Sulla possibilità di schierare di nuovo il tridente: “L’altra sera è andata bene, penso sia riproponibile, è importante che tutti corrano come con l’Udinese”.
Cosa è cambiato dalla partita contro il Bologna da cui sono arrivati 19 risultati utili consecutivi: “Non abbiamo più perso (ride, ndr)…Siamo stati più concreti ed abbiamo raggiunto la consapevolezza di quello che possiamo fare”.
Sulla posizione in campo di Menez: “Se sulla fascia o centrale? Dipenderà dalla partita e di quello di cui avrà bisogno la squadra. Mi auguro che questa prestazione con l’Udinese con gli applausi dell’Olimpico facciano capire al ragazzo quanto gli vogliamo bene”.
Sull’entusiasmo in città e se questo può distogliere attenzione da parte della squadra: “No e spero che ai ragazzi faccia piacere questa attenzione. Siamo abituati a giocare le partite senza esaltarci e senza deprimerci. Tutti delle tabelle…Stanchezza che può essere vinta dalla foga? E’ quello che mi aguro. Che l’entusiasmo della città possa essere trasferto ai ragazzi. La ripresa di giocatori come Toni e Totti che possono migliorare la qualità della Roma”.
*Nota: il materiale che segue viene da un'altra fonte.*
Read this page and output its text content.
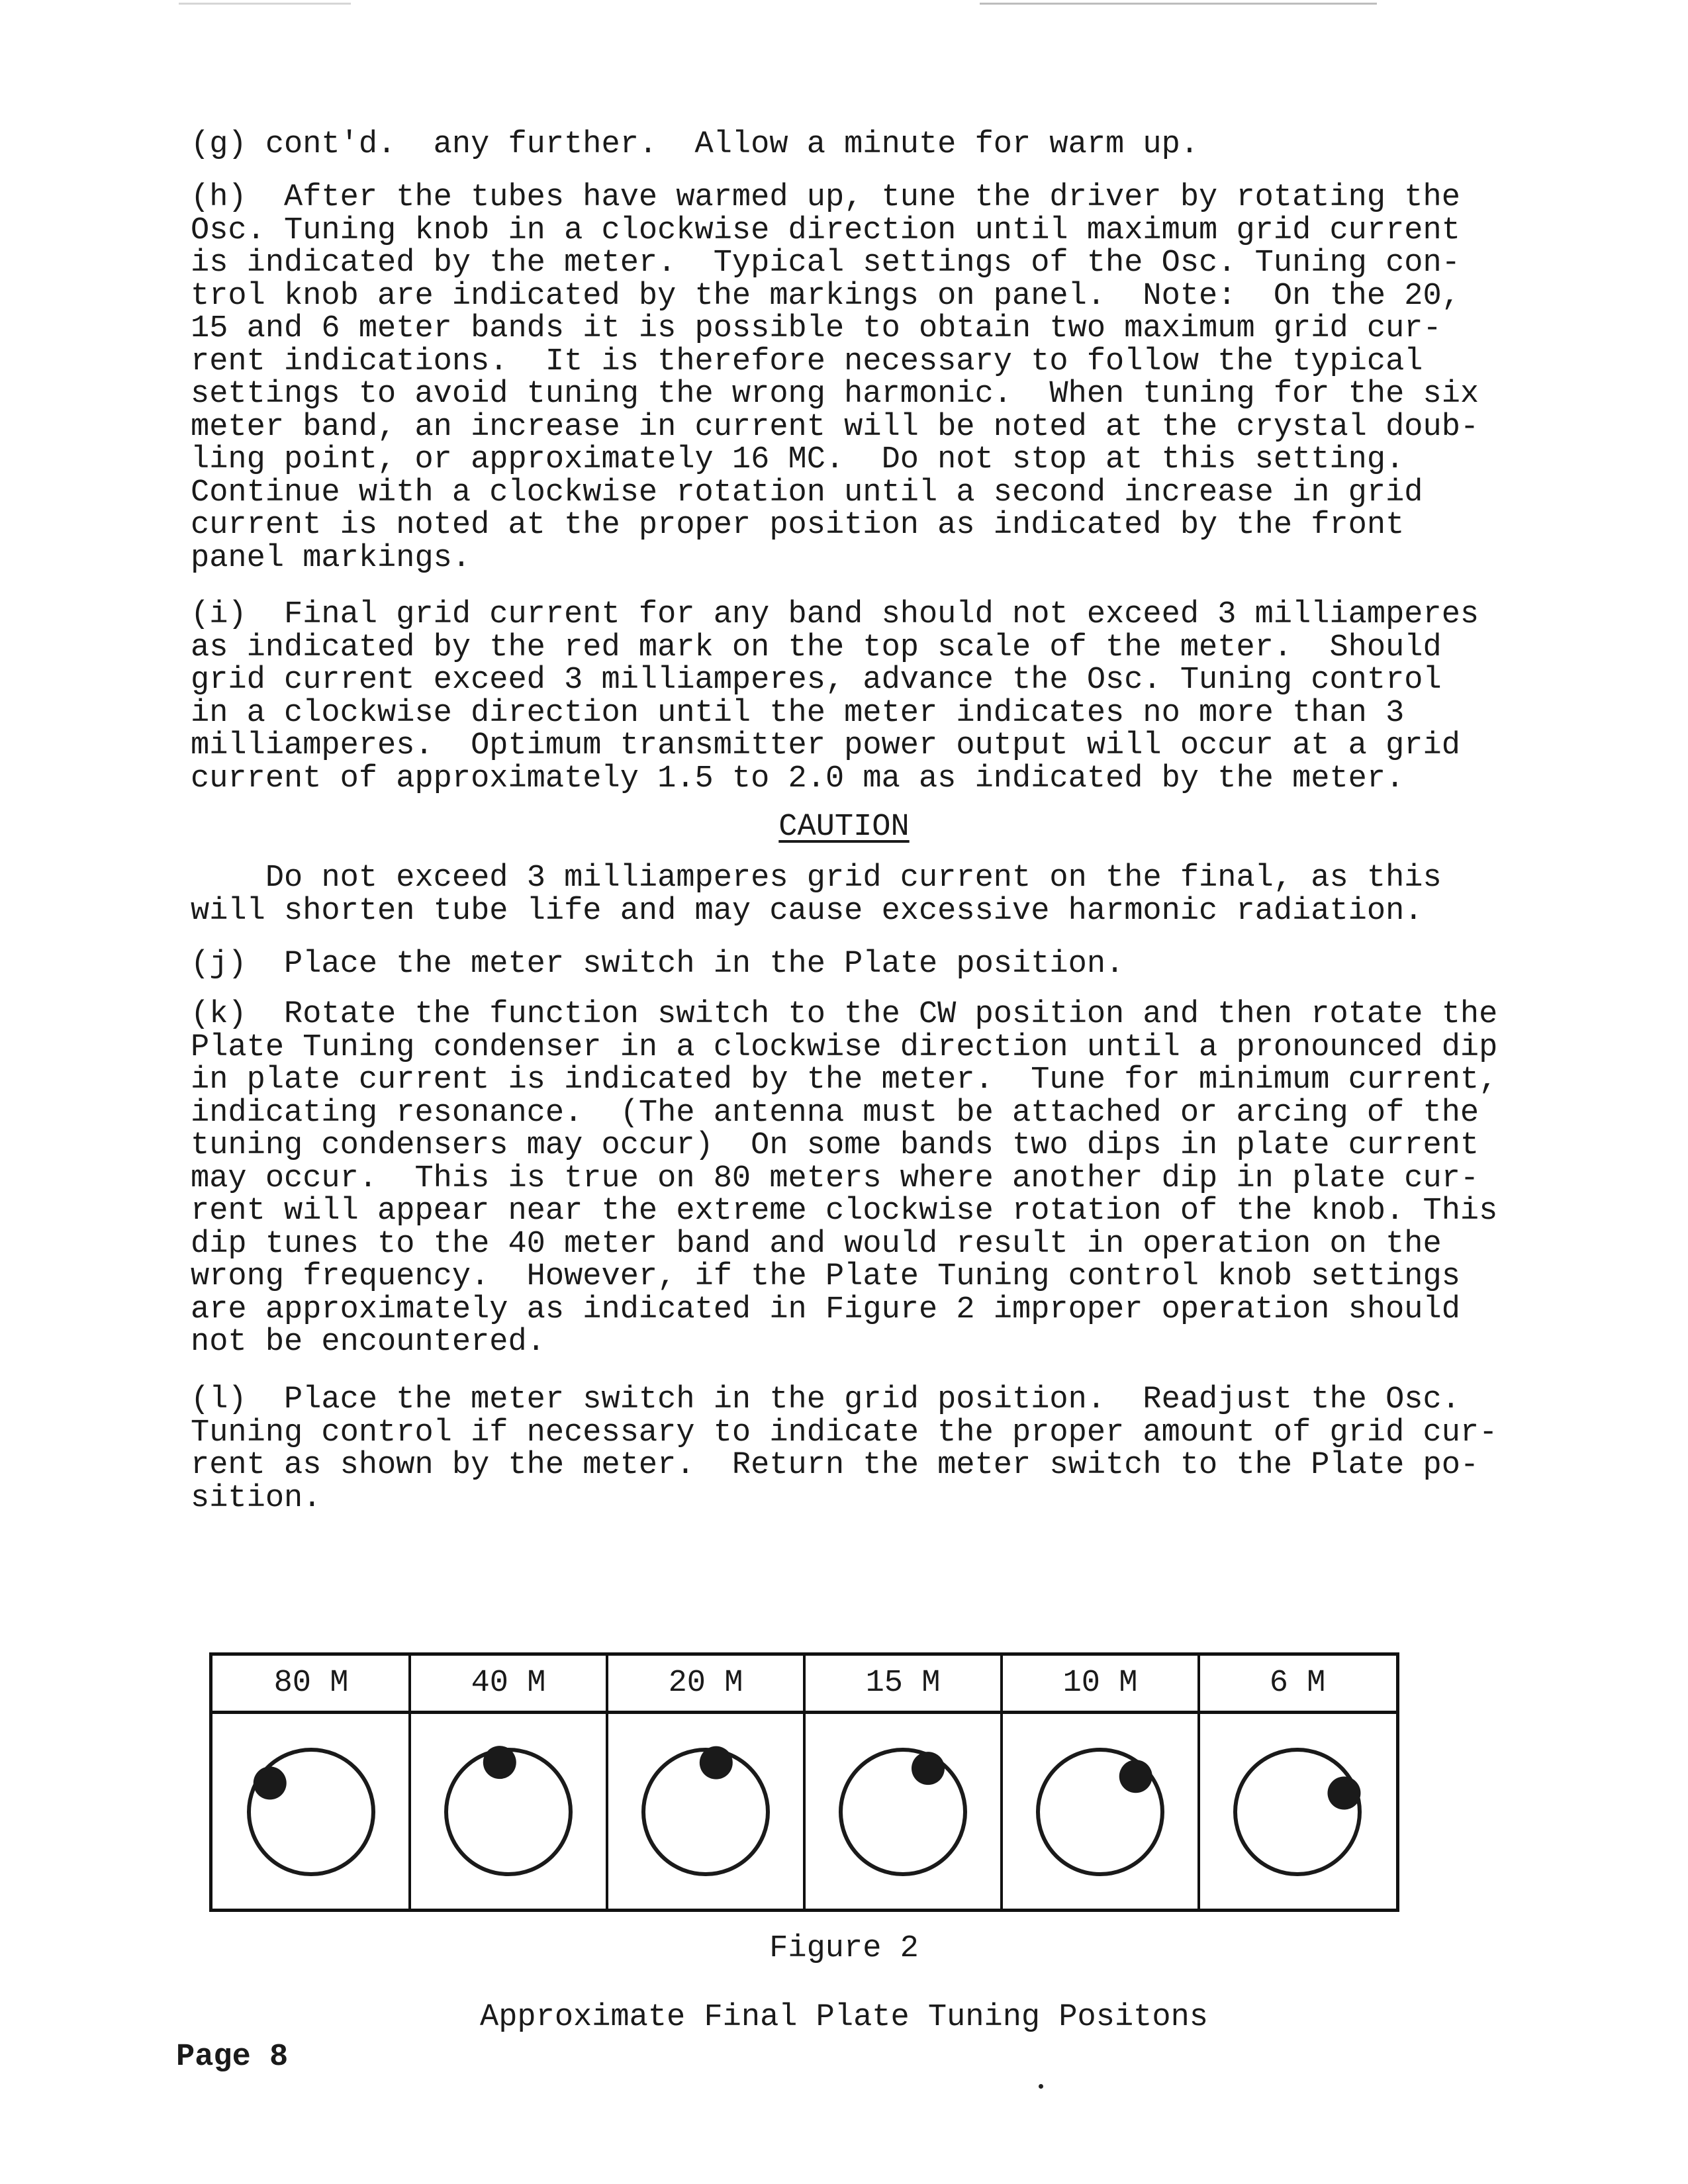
(g) cont'd.  any further.  Allow a minute for warm up.

(h)  After the tubes have warmed up, tune the driver by rotating the
Osc. Tuning knob in a clockwise direction until maximum grid current
is indicated by the meter.  Typical settings of the Osc. Tuning con-
trol knob are indicated by the markings on panel.  Note:  On the 20,
15 and 6 meter bands it is possible to obtain two maximum grid cur-
rent indications.  It is therefore necessary to follow the typical
settings to avoid tuning the wrong harmonic.  When tuning for the six
meter band, an increase in current will be noted at the crystal doub-
ling point, or approximately 16 MC.  Do not stop at this setting.
Continue with a clockwise rotation until a second increase in grid
current is noted at the proper position as indicated by the front
panel markings.

(i)  Final grid current for any band should not exceed 3 milliamperes
as indicated by the red mark on the top scale of the meter.  Should
grid current exceed 3 milliamperes, advance the Osc. Tuning control
in a clockwise direction until the meter indicates no more than 3
milliamperes.  Optimum transmitter power output will occur at a grid
current of approximately 1.5 to 2.0 ma as indicated by the meter.

CAUTION

Do not exceed 3 milliamperes grid current on the final, as this
will shorten tube life and may cause excessive harmonic radiation.

(j)  Place the meter switch in the Plate position.

(k)  Rotate the function switch to the CW position and then rotate the
Plate Tuning condenser in a clockwise direction until a pronounced dip
in plate current is indicated by the meter.  Tune for minimum current,
indicating resonance.  (The antenna must be attached or arcing of the
tuning condensers may occur)  On some bands two dips in plate current
may occur.  This is true on 80 meters where another dip in plate cur-
rent will appear near the extreme clockwise rotation of the knob. This
dip tunes to the 40 meter band and would result in operation on the
wrong frequency.  However, if the Plate Tuning control knob settings
are approximately as indicated in Figure 2 improper operation should
not be encountered.

(l)  Place the meter switch in the grid position.  Readjust the Osc.
Tuning control if necessary to indicate the proper amount of grid cur-
rent as shown by the meter.  Return the meter switch to the Plate po-
sition.

80 M	40 M	20 M	15 M	10 M	6 M
Figure 2
Approximate Final Plate Tuning Positons
Page 8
Per quanto riguarda la rincorsa allo scudetto, durante la gara di domani si potrà pensare forse troppo allo scontro diretto contro l’Inter: “Inevitabile pensare all’Inter? Il rischio è quello di fare male a Bologna, perchè è una grandissima squadra che vince in casa e ci terrà a rifarsi dopo il Siena. Noi siamo super-concentrati sul Bologna perchè è un avversario molto pericoloso. Se ci siamo guardati alle spalle? La Roma non si è mai guardata alle spalle, ci siamo sempre guardati avanti. Io sono una persona positiva che guarda il bicchiere più pieno che vuoto ed andiamo avanti su questa squadra. Se la Roma è quella che sta meglio? No, l’Inter è più avanti in classifica e mi sembra che stia bene di condizione perchè per fare quella partita come a Londra devi stare bene per forza”.